You gotta admire that moxie, ladies and gents. We need to ask ourselves if any of us would be willing, after months of public embarrassment, to not quit. To not rest on our laurels of suckage but instead go hard and not go home. Not our Bears. Nuh uh. They looked around and thought, "Been there, Jaguared that."

Now head coach Marc Trestman will step up to a podium and tell the class to quiet down because every catastrophic comedy needs its uptight straight man authority figure. But he's square like a fox. It's some next-level brand comedy he's doing that most just can't wrap their brains around right now. Could you stand in front of assembled media and Bears Nation on Friday and with a straight face spread this constantly mutating turd like creamy peanut butter? I know I couldn't.

Hats off to you, Marc. But, please, keep yours on.

"I'm still kind of trying to sort my way through this to be honest," one player who obviously isn't as fun as Kromer and doesn't appreciate going on the record with his gasoline told Biggs. "It's one of the most (messed) up things I have ever seen."

"It's a (messed) up situation," another player without a sense of humor said.

Expletived-up, sure. But the Bears were FUBAR months ago. They could have chosen to be that same joke your uncle tells at every family get-together. You know, like the New York Jets. This team took the joke less traveled by, though, and that has really made a difference in the level of respect they've garnered.
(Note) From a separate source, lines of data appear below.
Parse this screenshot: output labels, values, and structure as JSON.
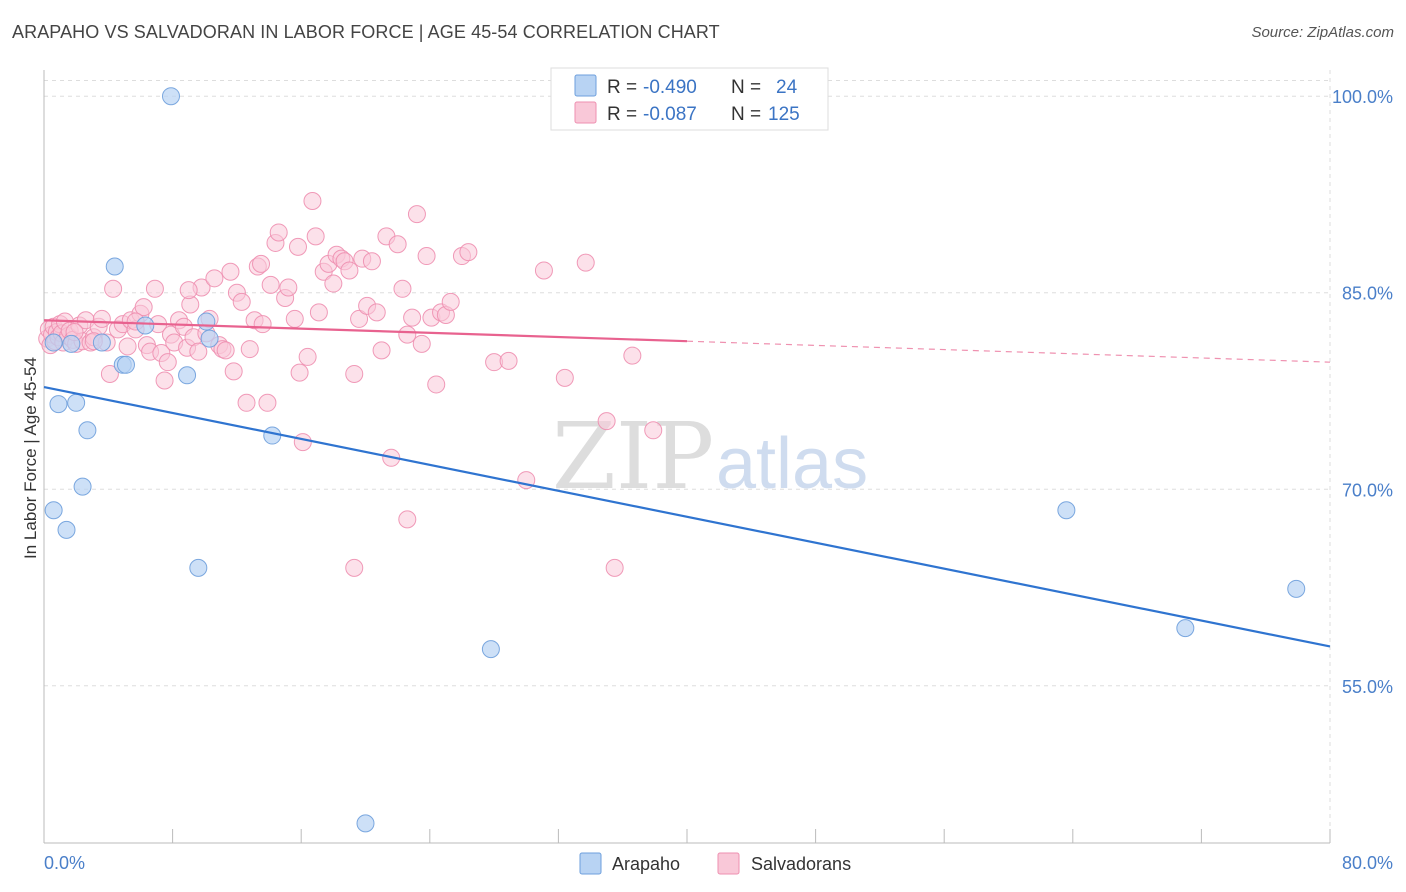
{
  "header": {
    "title": "ARAPAHO VS SALVADORAN IN LABOR FORCE | AGE 45-54 CORRELATION CHART",
    "source": "Source: ZipAtlas.com"
  },
  "legend": {
    "rows": [
      {
        "r_label": "R =",
        "r_value": "-0.490",
        "n_label": "N =",
        "n_value": "24"
      },
      {
        "r_label": "R =",
        "r_value": "-0.087",
        "n_label": "N =",
        "n_value": "125"
      }
    ],
    "bottom": [
      "Arapaho",
      "Salvadorans"
    ]
  },
  "watermark": {
    "zip": "ZIP",
    "atlas": "atlas"
  },
  "colors": {
    "arapaho_fill": "#b8d3f3",
    "arapaho_stroke": "#6e9fdc",
    "arapaho_line": "#2f74d0",
    "salvadoran_fill": "#f9c8d8",
    "salvadoran_stroke": "#ee8fb0",
    "salvadoran_line": "#e8628f",
    "grid": "#dddddd",
    "tick_label": "#4a7fc9"
  },
  "chart_data": {
    "type": "scatter",
    "title": "ARAPAHO VS SALVADORAN IN LABOR FORCE | AGE 45-54 CORRELATION CHART",
    "xlabel": "",
    "ylabel": "In Labor Force | Age 45-54",
    "xlim": [
      0,
      80
    ],
    "ylim": [
      43,
      102
    ],
    "x_tick_labels": [
      "0.0%",
      "80.0%"
    ],
    "y_ticks": [
      55,
      70,
      85,
      100
    ],
    "y_tick_labels": [
      "55.0%",
      "70.0%",
      "85.0%",
      "100.0%"
    ],
    "grid": true,
    "legend_position": "top-center",
    "series": [
      {
        "name": "Arapaho",
        "r": -0.49,
        "n": 24,
        "trend": {
          "x": [
            0,
            80
          ],
          "y": [
            77.8,
            58.0
          ]
        },
        "points": [
          [
            0.6,
            81.2
          ],
          [
            0.9,
            76.5
          ],
          [
            0.6,
            68.4
          ],
          [
            1.4,
            66.9
          ],
          [
            1.7,
            81.1
          ],
          [
            2.0,
            76.6
          ],
          [
            2.4,
            70.2
          ],
          [
            2.7,
            74.5
          ],
          [
            3.6,
            81.2
          ],
          [
            4.4,
            87.0
          ],
          [
            4.9,
            79.5
          ],
          [
            5.1,
            79.5
          ],
          [
            6.3,
            82.5
          ],
          [
            7.9,
            100.0
          ],
          [
            8.9,
            78.7
          ],
          [
            9.6,
            64.0
          ],
          [
            10.1,
            82.8
          ],
          [
            10.3,
            81.5
          ],
          [
            14.2,
            74.1
          ],
          [
            20.0,
            44.5
          ],
          [
            27.8,
            57.8
          ],
          [
            63.6,
            68.4
          ],
          [
            71.0,
            59.4
          ],
          [
            77.9,
            62.4
          ]
        ]
      },
      {
        "name": "Salvadorans",
        "r": -0.087,
        "n": 125,
        "trend": {
          "x": [
            0,
            40
          ],
          "y": [
            82.9,
            81.3
          ]
        },
        "trend_extension": {
          "x": [
            40,
            80
          ],
          "y": [
            81.3,
            79.7
          ]
        },
        "points": [
          [
            0.2,
            81.5
          ],
          [
            0.3,
            82.2
          ],
          [
            0.4,
            81.0
          ],
          [
            0.5,
            81.8
          ],
          [
            0.6,
            82.4
          ],
          [
            0.7,
            81.3
          ],
          [
            0.8,
            82.0
          ],
          [
            0.9,
            81.6
          ],
          [
            1.0,
            82.6
          ],
          [
            1.1,
            81.9
          ],
          [
            1.2,
            81.2
          ],
          [
            1.3,
            82.8
          ],
          [
            1.5,
            81.7
          ],
          [
            1.6,
            82.1
          ],
          [
            1.8,
            81.4
          ],
          [
            2.0,
            81.1
          ],
          [
            2.2,
            82.5
          ],
          [
            2.4,
            81.3
          ],
          [
            2.6,
            82.9
          ],
          [
            2.9,
            81.2
          ],
          [
            3.1,
            81.6
          ],
          [
            3.4,
            82.4
          ],
          [
            3.6,
            83.0
          ],
          [
            3.9,
            81.2
          ],
          [
            4.1,
            78.8
          ],
          [
            4.3,
            85.3
          ],
          [
            4.6,
            82.2
          ],
          [
            4.9,
            82.6
          ],
          [
            5.2,
            80.9
          ],
          [
            5.4,
            82.9
          ],
          [
            5.7,
            82.2
          ],
          [
            6.0,
            83.4
          ],
          [
            6.2,
            83.9
          ],
          [
            6.4,
            81.0
          ],
          [
            6.6,
            80.5
          ],
          [
            6.9,
            85.3
          ],
          [
            7.1,
            82.6
          ],
          [
            7.3,
            80.4
          ],
          [
            7.5,
            78.3
          ],
          [
            7.7,
            79.7
          ],
          [
            7.9,
            81.8
          ],
          [
            8.1,
            81.2
          ],
          [
            8.4,
            82.9
          ],
          [
            8.7,
            82.4
          ],
          [
            8.9,
            80.8
          ],
          [
            9.1,
            84.1
          ],
          [
            9.3,
            81.6
          ],
          [
            9.6,
            80.5
          ],
          [
            9.8,
            85.4
          ],
          [
            10.1,
            81.9
          ],
          [
            10.3,
            83.0
          ],
          [
            10.6,
            86.1
          ],
          [
            10.9,
            81.0
          ],
          [
            11.1,
            80.7
          ],
          [
            11.3,
            80.6
          ],
          [
            11.6,
            86.6
          ],
          [
            11.8,
            79.0
          ],
          [
            12.0,
            85.0
          ],
          [
            12.3,
            84.3
          ],
          [
            12.6,
            76.6
          ],
          [
            12.8,
            80.7
          ],
          [
            13.1,
            82.9
          ],
          [
            13.3,
            87.0
          ],
          [
            13.6,
            82.6
          ],
          [
            13.9,
            76.6
          ],
          [
            14.1,
            85.6
          ],
          [
            14.4,
            88.8
          ],
          [
            14.6,
            89.6
          ],
          [
            15.0,
            84.6
          ],
          [
            15.2,
            85.4
          ],
          [
            15.6,
            83.0
          ],
          [
            15.9,
            78.9
          ],
          [
            16.1,
            73.6
          ],
          [
            16.4,
            80.1
          ],
          [
            16.7,
            92.0
          ],
          [
            16.9,
            89.3
          ],
          [
            17.1,
            83.5
          ],
          [
            17.4,
            86.6
          ],
          [
            17.7,
            87.2
          ],
          [
            18.0,
            85.7
          ],
          [
            18.2,
            87.9
          ],
          [
            18.5,
            87.6
          ],
          [
            18.7,
            87.4
          ],
          [
            19.0,
            86.7
          ],
          [
            19.3,
            78.8
          ],
          [
            19.6,
            83.0
          ],
          [
            19.8,
            87.6
          ],
          [
            20.1,
            84.0
          ],
          [
            20.4,
            87.4
          ],
          [
            20.7,
            83.5
          ],
          [
            21.0,
            80.6
          ],
          [
            21.3,
            89.3
          ],
          [
            21.6,
            72.4
          ],
          [
            22.0,
            88.7
          ],
          [
            22.3,
            85.3
          ],
          [
            22.6,
            81.8
          ],
          [
            22.9,
            83.1
          ],
          [
            23.2,
            91.0
          ],
          [
            23.5,
            81.1
          ],
          [
            23.8,
            87.8
          ],
          [
            24.1,
            83.1
          ],
          [
            24.4,
            78.0
          ],
          [
            24.7,
            83.5
          ],
          [
            25.0,
            83.3
          ],
          [
            25.3,
            84.3
          ],
          [
            26.0,
            87.8
          ],
          [
            26.4,
            88.1
          ],
          [
            28.0,
            79.7
          ],
          [
            28.9,
            79.8
          ],
          [
            30.0,
            70.7
          ],
          [
            31.1,
            86.7
          ],
          [
            32.4,
            78.5
          ],
          [
            33.7,
            87.3
          ],
          [
            35.0,
            75.2
          ],
          [
            35.5,
            64.0
          ],
          [
            36.6,
            80.2
          ],
          [
            37.9,
            74.5
          ],
          [
            15.8,
            88.5
          ],
          [
            19.3,
            64.0
          ],
          [
            22.6,
            67.7
          ],
          [
            13.5,
            87.2
          ],
          [
            9.0,
            85.2
          ],
          [
            5.7,
            82.8
          ],
          [
            3.1,
            81.3
          ],
          [
            1.9,
            82.0
          ]
        ]
      }
    ]
  }
}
They are now that cousin who was a few years older than you who went away to art school and showed up for the holidays all in everybody's face with how liberated she became and how you Midwestern prudes had never looked at the absurdity of the real world. She opened your eyes about just how sick and twisted society or a professional football team can be. She told you the joke called "The Aristocrats."

That's what the Bears have become. Comedy for comedians. Postmodern comedy that your parents furrow their brows at and your grandparents would call the police about. Something truly appreciated by only those who understand that an envelope has to continuously be pushed, even if it's already past the toilet and somewhere in the septic tank. The kind of important work that got Lenny Bruce thrown in jail years ago only to have comedic history prove the haters fools. The Bears know that one day years down the road people will look back and see the Cutler contract as comedic genius that never got its due in its day.

The 2004 Chicago Cubs tried to be that, but they were too early. We weren't ready and didn't appreciate that their contempt for the audience was really affection for it.

These Bears, though, are brilliant. They get it. Make the crowd more and more uncomfortable until they have no choice but to laugh, even if out of pure frustration or insanity. George Carlin, Bill Hicks, Paul Mooney — it's doubtful that they could have ever achieved this level of anti-comedy.

A lot of huffy national media types will probably treat this team as a menace to the sanctity of good-natured concussive NFL humor. "Why can't they be more clean like Louie Anderson or the Buccaneers?"

This is Chicago, damn it, and we don't appreciate clean or easy or comfortable. And that's why these Bears deserve so much credit for never stopping the joke and working so hard to become the surreal profanity we call our own.